Francette Popineau, secrétaire générale du SNUipp FSU
Quelle est votre réaction à cette annonce de revalorisation faite par Jean-Michel Blanquer ?
Il s’agit d’une annonce en trompe-l’œil, car cette mesure figurait déjà dans les accords PPCR (Parcours Professionnels, Carrières et Rémunérations). Si ces accords avaient été respectés, cette revalorisation aurait dû être appliquée dès janvier 2018 ! Le ministre parle d’une revalorisation de “300 euros en moyenne”, or ce n’est pas vraiment le cas car cela dépend des échelons. Les débutants ne percevront rien, ce sont les enseignants du huitième échelon après 20 années d’expérience qui percevront le plus avec une augmentation de 30 euros par mois. Le gouvernement a réussi à retarder le calendrier et à geler le point d’indice, et n’a proposé aucune augmentation. Le nouveau rapport de l’OCDE fait un constat sans appel : les enseignants du 1er degré sont les moins bien payés de l’Union Européenne. Et cela tord le cou aux idées reçues : ce n’est par exemple pas parce qu’ils travaillent moins d’heures que dans les autres pays. Les enseignants français font 900 heures par an, quand les enseignants des autres pays européens en font 757.
Quelles sont les revendications du SNUipp ?
Nous prenons le ministre au mot : comme le ministre de l’Education nationale nous a promis une revalorisation de 300 euros, nous allons la réclamer et demander 300 euros par mois ! Ensuite, nous demandons en urgence des groupes de travail sur la question des salaires, car ce n’est plus possible qu’un enseignant diplômé d’un bac +5 se retrouve avec un salaire de 1600 euros.
Les enseignants ont un salaire de base faible, et l’augmentation se fait lentement au fil de la carrière. Les débuts de carrière sont pénalisés et cela nuit à l’attractivité de la profession.
Comment expliquer le fait que les enseignants français aient un salaire de base faible ?

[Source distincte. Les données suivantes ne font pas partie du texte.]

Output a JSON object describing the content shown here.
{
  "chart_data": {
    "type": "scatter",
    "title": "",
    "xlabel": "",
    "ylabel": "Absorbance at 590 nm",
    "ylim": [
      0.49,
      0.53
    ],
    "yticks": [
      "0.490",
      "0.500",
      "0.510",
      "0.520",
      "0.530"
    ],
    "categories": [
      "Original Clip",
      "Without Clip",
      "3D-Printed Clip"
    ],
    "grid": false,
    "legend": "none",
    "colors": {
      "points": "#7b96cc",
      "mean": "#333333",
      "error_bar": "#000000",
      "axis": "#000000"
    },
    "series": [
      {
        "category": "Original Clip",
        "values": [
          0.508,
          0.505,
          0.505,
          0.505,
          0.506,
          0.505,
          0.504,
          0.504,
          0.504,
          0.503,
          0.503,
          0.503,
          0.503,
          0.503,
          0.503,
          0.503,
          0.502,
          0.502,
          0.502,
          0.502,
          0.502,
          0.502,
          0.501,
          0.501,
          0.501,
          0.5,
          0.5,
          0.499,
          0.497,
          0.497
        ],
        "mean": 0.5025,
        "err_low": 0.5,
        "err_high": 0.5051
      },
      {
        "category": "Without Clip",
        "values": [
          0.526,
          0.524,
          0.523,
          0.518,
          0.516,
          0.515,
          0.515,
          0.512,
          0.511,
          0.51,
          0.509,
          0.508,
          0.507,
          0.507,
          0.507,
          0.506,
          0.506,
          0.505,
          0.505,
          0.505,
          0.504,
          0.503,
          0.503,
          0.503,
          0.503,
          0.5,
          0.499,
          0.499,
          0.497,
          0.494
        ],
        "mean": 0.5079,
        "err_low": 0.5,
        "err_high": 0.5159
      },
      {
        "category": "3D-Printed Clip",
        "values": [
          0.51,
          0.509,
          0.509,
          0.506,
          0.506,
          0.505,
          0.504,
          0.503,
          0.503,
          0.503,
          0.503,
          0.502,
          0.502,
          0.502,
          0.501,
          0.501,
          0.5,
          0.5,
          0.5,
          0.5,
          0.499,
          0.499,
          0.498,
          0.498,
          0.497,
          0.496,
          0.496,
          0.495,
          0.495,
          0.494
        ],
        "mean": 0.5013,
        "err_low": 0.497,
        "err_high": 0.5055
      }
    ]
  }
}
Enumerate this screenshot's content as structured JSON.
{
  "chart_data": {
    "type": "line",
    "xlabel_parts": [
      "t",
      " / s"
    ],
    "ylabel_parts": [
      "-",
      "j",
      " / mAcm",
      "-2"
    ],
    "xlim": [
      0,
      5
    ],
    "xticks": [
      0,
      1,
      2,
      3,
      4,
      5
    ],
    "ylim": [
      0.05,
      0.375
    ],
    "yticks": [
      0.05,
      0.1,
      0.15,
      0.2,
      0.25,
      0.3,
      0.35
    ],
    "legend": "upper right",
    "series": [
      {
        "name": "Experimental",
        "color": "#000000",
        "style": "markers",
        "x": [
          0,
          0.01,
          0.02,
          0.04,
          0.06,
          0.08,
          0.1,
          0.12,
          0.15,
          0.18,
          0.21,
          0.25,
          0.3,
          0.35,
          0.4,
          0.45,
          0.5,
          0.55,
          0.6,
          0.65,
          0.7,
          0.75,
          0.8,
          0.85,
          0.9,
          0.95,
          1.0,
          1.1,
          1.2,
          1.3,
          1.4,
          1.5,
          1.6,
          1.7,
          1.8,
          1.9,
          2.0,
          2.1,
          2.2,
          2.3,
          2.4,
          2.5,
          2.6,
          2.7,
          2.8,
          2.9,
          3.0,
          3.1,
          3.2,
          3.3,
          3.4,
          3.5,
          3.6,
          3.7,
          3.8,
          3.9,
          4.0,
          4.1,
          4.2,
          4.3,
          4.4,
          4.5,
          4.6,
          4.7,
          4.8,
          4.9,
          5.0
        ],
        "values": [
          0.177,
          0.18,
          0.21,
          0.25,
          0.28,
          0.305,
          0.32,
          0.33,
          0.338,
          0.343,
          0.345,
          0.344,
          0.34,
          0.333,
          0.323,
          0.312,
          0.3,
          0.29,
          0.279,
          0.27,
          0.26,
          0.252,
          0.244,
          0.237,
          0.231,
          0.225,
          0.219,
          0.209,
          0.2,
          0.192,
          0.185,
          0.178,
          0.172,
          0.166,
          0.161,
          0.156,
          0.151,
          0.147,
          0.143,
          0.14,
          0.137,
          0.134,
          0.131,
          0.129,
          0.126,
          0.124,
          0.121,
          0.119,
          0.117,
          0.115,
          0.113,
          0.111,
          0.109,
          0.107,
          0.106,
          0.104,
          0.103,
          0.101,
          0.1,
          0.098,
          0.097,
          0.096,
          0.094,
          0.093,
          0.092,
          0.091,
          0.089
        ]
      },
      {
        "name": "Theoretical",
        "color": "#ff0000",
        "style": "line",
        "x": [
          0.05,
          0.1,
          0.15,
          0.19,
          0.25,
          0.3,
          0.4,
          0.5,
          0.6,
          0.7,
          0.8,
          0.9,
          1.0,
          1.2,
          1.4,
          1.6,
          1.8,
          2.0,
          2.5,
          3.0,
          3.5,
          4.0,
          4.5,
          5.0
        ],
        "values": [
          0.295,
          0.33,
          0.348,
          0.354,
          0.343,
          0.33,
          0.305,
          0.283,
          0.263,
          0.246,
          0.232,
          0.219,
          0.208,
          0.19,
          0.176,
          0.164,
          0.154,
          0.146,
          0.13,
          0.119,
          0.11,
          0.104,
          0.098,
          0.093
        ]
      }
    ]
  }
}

Historiquement, on considérait que c’était un métier de vocation, pour lequel on ne cherchait pas nécessairement à s’enrichir. Or au moment où l’on a exigé des études supérieures à bac+5, l’équivalent financier n’a pas suivi. Sur le long terme les enseignants français ont perdu en pouvoir d’achat. Le salaire mensuel moyen est de 2 304 € nets pour un professeur des écoles quand il est de 3 513 € nets pour un lieutenant de police, toutes les deux professions intermédiaires de catégorie A.
Quels sont les sujets d’actualité du SNUipp ?

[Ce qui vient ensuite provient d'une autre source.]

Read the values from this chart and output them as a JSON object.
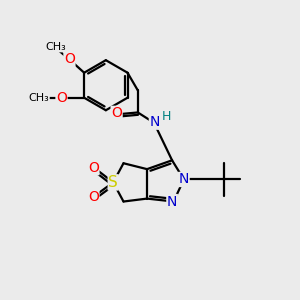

Nos gros sujets du moment sont les salaires et les retraites. Ce sont des thématiques liées, nous menons une campagne sur les salaires et la révision des grilles, et nous exigeons de vraies discussions sur ce sujet qui a une incidence sur les retraites.

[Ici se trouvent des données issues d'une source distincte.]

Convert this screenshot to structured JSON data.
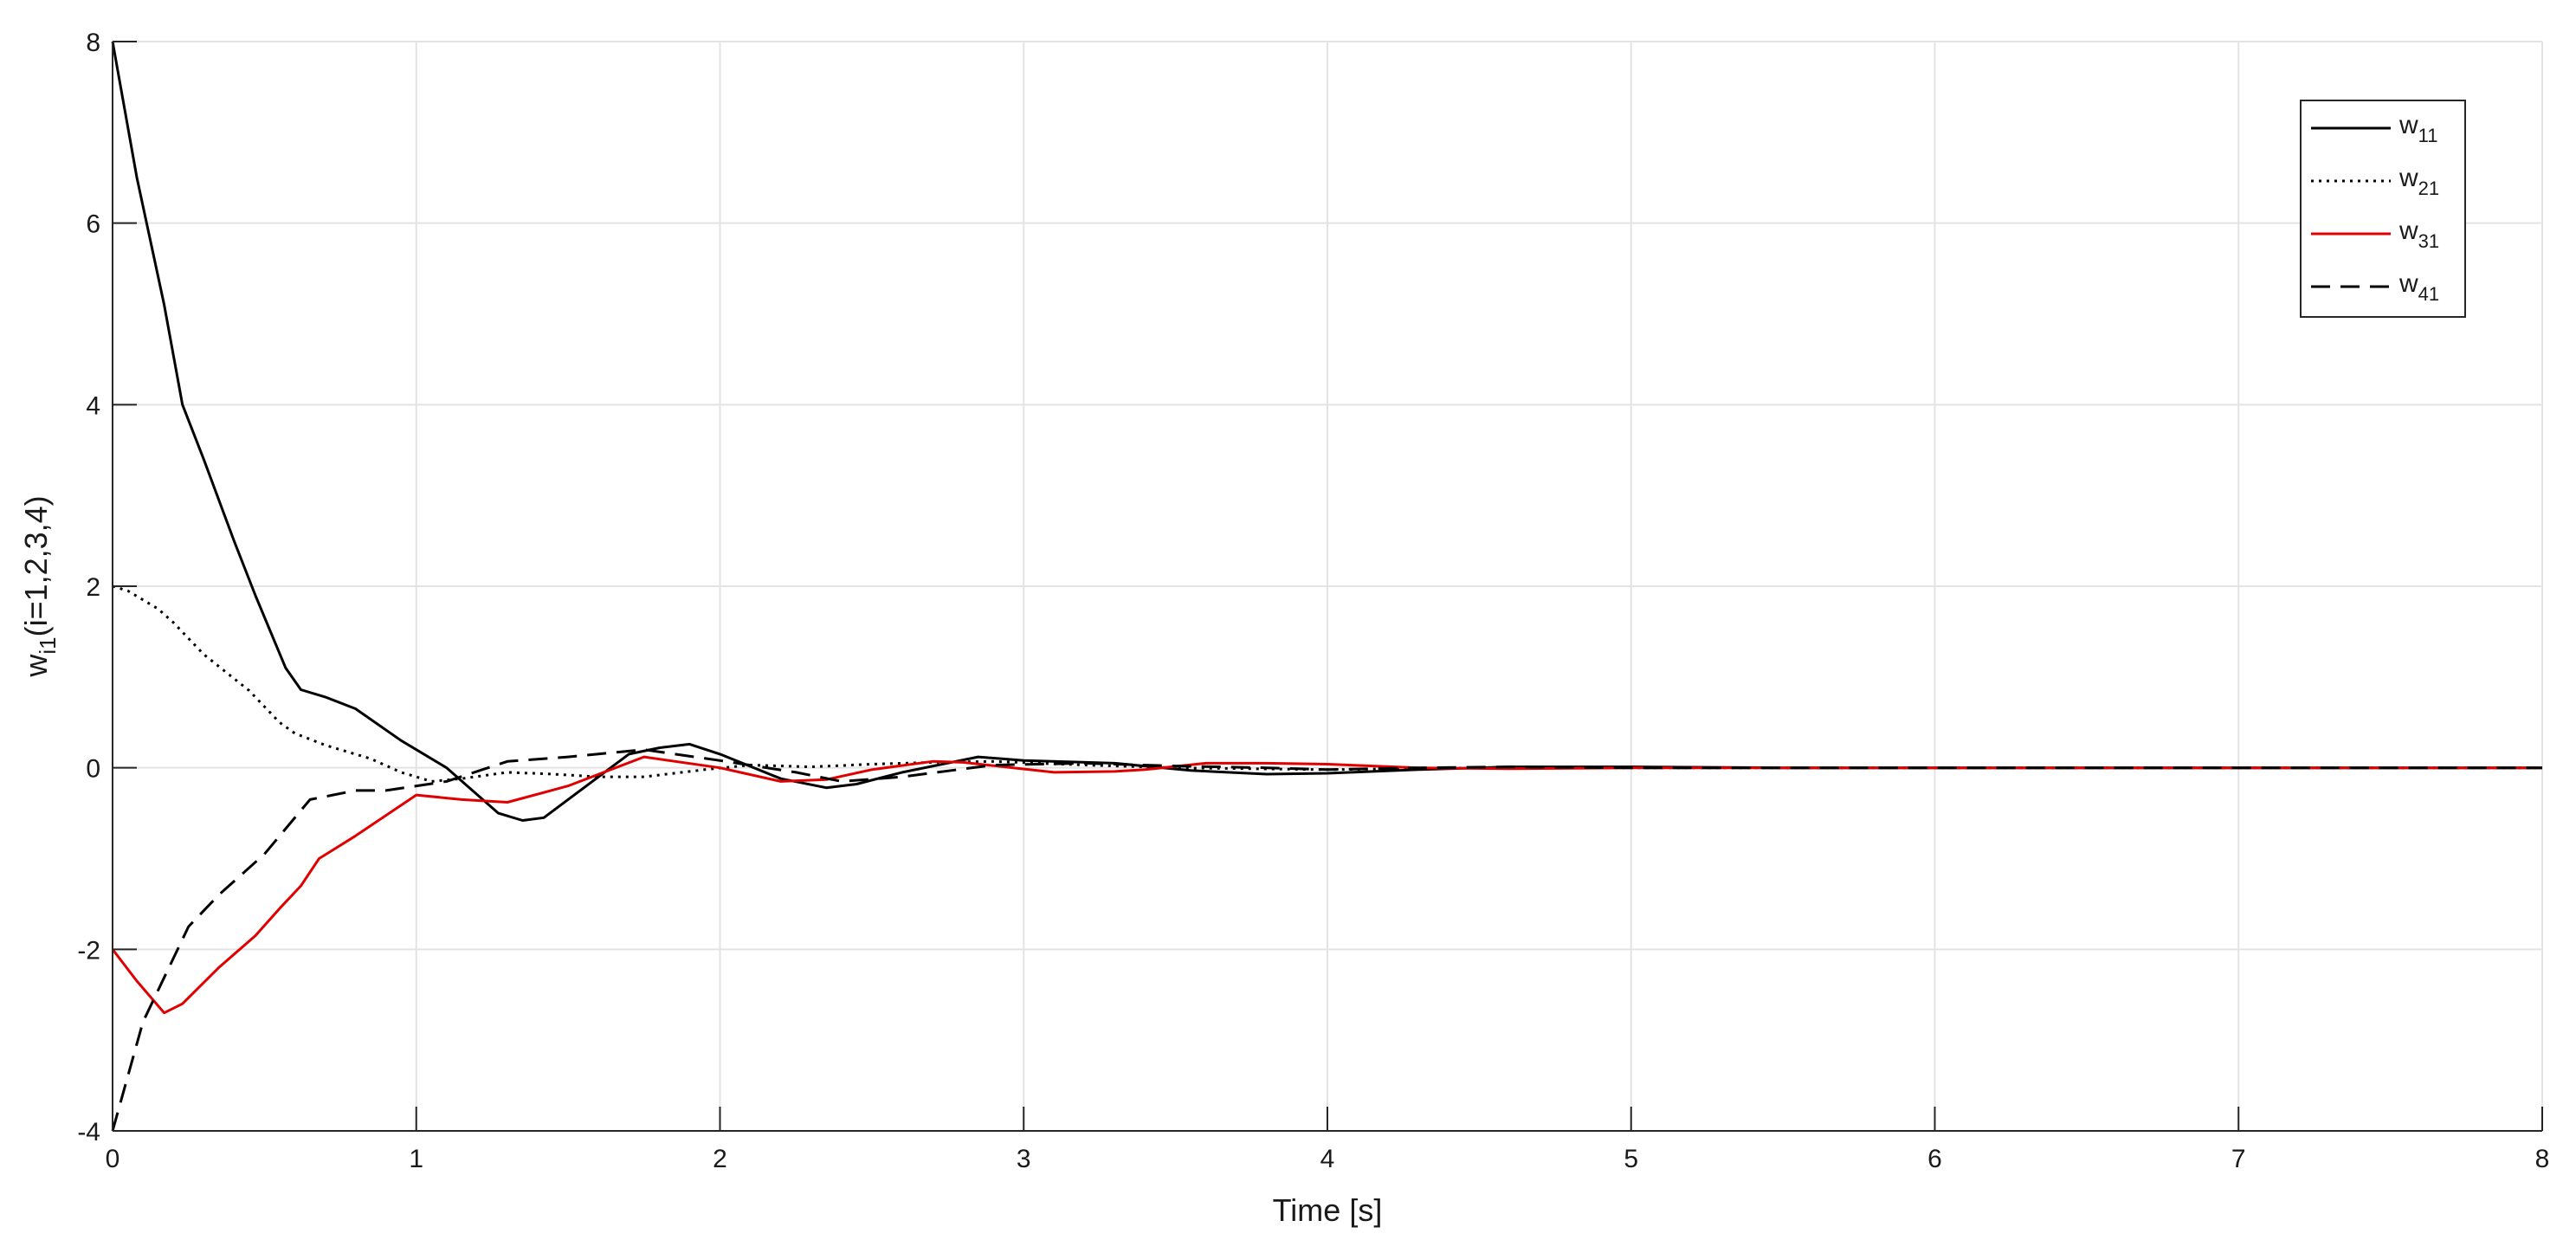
{
  "chart_data": {
    "type": "line",
    "xlabel": "Time [s]",
    "ylabel": {
      "main": "w",
      "sub": "i1",
      "rest": "(i=1,2,3,4)"
    },
    "xlim": [
      0,
      8
    ],
    "ylim": [
      -4,
      8
    ],
    "x_ticks": [
      0,
      1,
      2,
      3,
      4,
      5,
      6,
      7,
      8
    ],
    "y_ticks": [
      -4,
      -2,
      0,
      2,
      4,
      6,
      8
    ],
    "x_tick_labels": [
      "0",
      "1",
      "2",
      "3",
      "4",
      "5",
      "6",
      "7",
      "8"
    ],
    "y_tick_labels": [
      "-4",
      "-2",
      "0",
      "2",
      "4",
      "6",
      "8"
    ],
    "grid": true,
    "legend_position": "top-right",
    "series": [
      {
        "name": "w",
        "name_sub": "11",
        "color": "#000000",
        "dash": "solid",
        "points": [
          [
            0,
            8
          ],
          [
            0.08,
            6.5
          ],
          [
            0.17,
            5.1
          ],
          [
            0.23,
            4.0
          ],
          [
            0.3,
            3.4
          ],
          [
            0.4,
            2.5
          ],
          [
            0.47,
            1.9
          ],
          [
            0.57,
            1.1
          ],
          [
            0.62,
            0.86
          ],
          [
            0.7,
            0.78
          ],
          [
            0.8,
            0.65
          ],
          [
            0.95,
            0.3
          ],
          [
            1.1,
            0.0
          ],
          [
            1.27,
            -0.5
          ],
          [
            1.35,
            -0.58
          ],
          [
            1.42,
            -0.55
          ],
          [
            1.7,
            0.15
          ],
          [
            1.8,
            0.22
          ],
          [
            1.9,
            0.26
          ],
          [
            2.0,
            0.15
          ],
          [
            2.2,
            -0.12
          ],
          [
            2.35,
            -0.22
          ],
          [
            2.45,
            -0.18
          ],
          [
            2.6,
            -0.05
          ],
          [
            2.85,
            0.12
          ],
          [
            3.0,
            0.08
          ],
          [
            3.3,
            0.05
          ],
          [
            3.55,
            -0.03
          ],
          [
            3.8,
            -0.07
          ],
          [
            4.0,
            -0.06
          ],
          [
            4.3,
            -0.02
          ],
          [
            4.6,
            0.01
          ],
          [
            5.0,
            0.01
          ],
          [
            5.5,
            0.0
          ],
          [
            8.0,
            0.0
          ]
        ]
      },
      {
        "name": "w",
        "name_sub": "21",
        "color": "#000000",
        "dash": "dotted",
        "points": [
          [
            0,
            2.0
          ],
          [
            0.05,
            1.95
          ],
          [
            0.15,
            1.75
          ],
          [
            0.2,
            1.6
          ],
          [
            0.3,
            1.25
          ],
          [
            0.45,
            0.85
          ],
          [
            0.55,
            0.5
          ],
          [
            0.6,
            0.38
          ],
          [
            0.7,
            0.25
          ],
          [
            0.85,
            0.1
          ],
          [
            0.95,
            -0.05
          ],
          [
            1.05,
            -0.15
          ],
          [
            1.15,
            -0.12
          ],
          [
            1.3,
            -0.05
          ],
          [
            1.45,
            -0.07
          ],
          [
            1.6,
            -0.1
          ],
          [
            1.75,
            -0.1
          ],
          [
            1.95,
            -0.02
          ],
          [
            2.1,
            0.03
          ],
          [
            2.3,
            0.01
          ],
          [
            2.5,
            0.04
          ],
          [
            2.7,
            0.06
          ],
          [
            2.9,
            0.07
          ],
          [
            3.2,
            0.03
          ],
          [
            3.5,
            0.0
          ],
          [
            4.0,
            -0.02
          ],
          [
            4.5,
            0.0
          ],
          [
            5.0,
            0.0
          ],
          [
            8.0,
            0.0
          ]
        ]
      },
      {
        "name": "w",
        "name_sub": "31",
        "color": "#e00000",
        "dash": "solid",
        "points": [
          [
            0,
            -2.0
          ],
          [
            0.08,
            -2.35
          ],
          [
            0.17,
            -2.7
          ],
          [
            0.23,
            -2.6
          ],
          [
            0.35,
            -2.2
          ],
          [
            0.47,
            -1.85
          ],
          [
            0.55,
            -1.55
          ],
          [
            0.62,
            -1.3
          ],
          [
            0.68,
            -1.0
          ],
          [
            0.8,
            -0.75
          ],
          [
            1.0,
            -0.3
          ],
          [
            1.15,
            -0.35
          ],
          [
            1.3,
            -0.38
          ],
          [
            1.5,
            -0.2
          ],
          [
            1.75,
            0.12
          ],
          [
            2.0,
            0.0
          ],
          [
            2.2,
            -0.15
          ],
          [
            2.35,
            -0.13
          ],
          [
            2.5,
            -0.02
          ],
          [
            2.7,
            0.07
          ],
          [
            2.8,
            0.06
          ],
          [
            3.1,
            -0.05
          ],
          [
            3.3,
            -0.04
          ],
          [
            3.4,
            -0.02
          ],
          [
            3.6,
            0.05
          ],
          [
            3.8,
            0.05
          ],
          [
            4.0,
            0.04
          ],
          [
            4.3,
            0.0
          ],
          [
            4.6,
            -0.01
          ],
          [
            5.0,
            0.0
          ],
          [
            8.0,
            0.0
          ]
        ]
      },
      {
        "name": "w",
        "name_sub": "41",
        "color": "#000000",
        "dash": "dashed",
        "points": [
          [
            0,
            -4.0
          ],
          [
            0.1,
            -2.8
          ],
          [
            0.25,
            -1.75
          ],
          [
            0.35,
            -1.4
          ],
          [
            0.5,
            -0.95
          ],
          [
            0.65,
            -0.35
          ],
          [
            0.8,
            -0.25
          ],
          [
            0.9,
            -0.25
          ],
          [
            1.1,
            -0.15
          ],
          [
            1.3,
            0.07
          ],
          [
            1.5,
            0.12
          ],
          [
            1.75,
            0.2
          ],
          [
            2.0,
            0.08
          ],
          [
            2.25,
            -0.05
          ],
          [
            2.4,
            -0.15
          ],
          [
            2.6,
            -0.1
          ],
          [
            2.9,
            0.03
          ],
          [
            3.2,
            0.05
          ],
          [
            3.5,
            0.02
          ],
          [
            3.8,
            0.0
          ],
          [
            4.0,
            -0.02
          ],
          [
            4.3,
            0.0
          ],
          [
            4.6,
            0.01
          ],
          [
            5.0,
            0.0
          ],
          [
            8.0,
            0.0
          ]
        ]
      }
    ]
  }
}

Si le système de retraite à points entre en vigueur, les enseignants seront parmi les plus pénalisés. Le SNUipp est favorable à une amélioration du régime existant et non à un système à points. Nous n’hésiterons pas à nous mobiliser.
Les collègues commencent à voir une déperdition conséquente pour eux, il y a vrai sujet qui télescope de plein fouet les salaires, car les retraites ne seront plus calculées sur les 6 derniers mois.
Comment expliquez-vous le manque d’attractivité de la profession ?
C’est toujours un métier formidable, mais très lourd au niveau de la préparation, de la responsabilité et des heures à y consacrer. Nous voyons de plus en plus de gens quitter ce métier et se réorienter. La culture enseignante faisait qu’auparavant c’était un métier que l’on épousait jusqu’à la retraite, or aujourd’hui il n’y a plus la même dynamique. Les conditions de travail ne permettent plus de se projeter sur le long terme.
En 2016, quelle était votre réaction à l’annonce des accords PPCR ?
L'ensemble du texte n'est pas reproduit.